Standing to address the full courtroom Friday afternoon, Judge Kubasiak read from his written opinion.
“This Court is not charged with evaluating the progressive or regressive nature of this tax, or any tax. It is not charged with evaluating and weighing the political wisdom of this tax or any possible alternatives,” the ruling states.
Instead, Kubasiak continued, he determined that the plaintiffs did not sufficiently prove that the ordinance imposing the tax is unconstitutional.
Adding a hefty penny-per-ounce to sugary drinks like soda, sweetened coffee and tea, and energy drinks, the tax is expected to bring in $17 million a month for the cash-strapped county, which is home to Chicago, the nation’s third most populous city.
While public health was cited as the purpose of the new ordinance governing the tax, county officials admit the money it will generate is crucial to their operating budget this year.
Over 400 employees have already been laid off in the last month, with the county blaming the missing sugar tax revenue while the TRO was in effect. County Board President Toni Preckwinkle said a total of 1,100 jobs could be lost if the tax could not be collected.
Assistant State’s Attorney Kent Ray hinted in court that Cook County may file a motion for damages incurred by the delay of the revenue stream.
The Illinois Retail Merchants Association and its co-plaintiffs in the lawsuit argued the ordinance goes against the state constitution’s uniformity clause, as ready-made drinks will be taxed but custom-made drinks will not.

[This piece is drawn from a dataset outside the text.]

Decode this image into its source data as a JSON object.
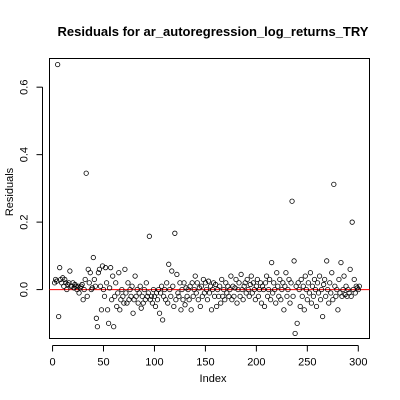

For example, a bottled Starbucks Frappuccino purchased at a grocery store would get the extra tax, but the same drink made by a barista at a Starbucks store wouldn’t.
On top of that, they claimed, retailers cannot charge the new tax for customers using federal Supplemental Nutrition Assistance Program, or SNAP, benefits, burdening stores with figuring out how to charge them.
David Ruskin, one of the plaintiffs’ attorneys with Horwood, Marcus & Berk Chartered, said in court last week that “there are no real and substantial differences between [ready-made and custom-made] beverages,” as both can have sweetener in them.
“The health concerns are the same,” he said.
In its defense, Cook County argued that custom-made drinks are different because it is harder to tell how much sweetener goes into each drink based on customer requests, and taxing those drinks would put a burden on the businesses selling them.
“The uniformity clause is not a straightjacket,” Ray argued for the county a week ago.
“There is certainly no need to tax all beverages with sweetener in them for this tax to be sustained.”
Richard Boykin, a Cook County board commissioner, thinks an appeal will be filed.
“I suspect this is just round one,” he said outside the courtroom Friday.
“Today is a bad day for the taxpayers of Cook County,” Boykin added.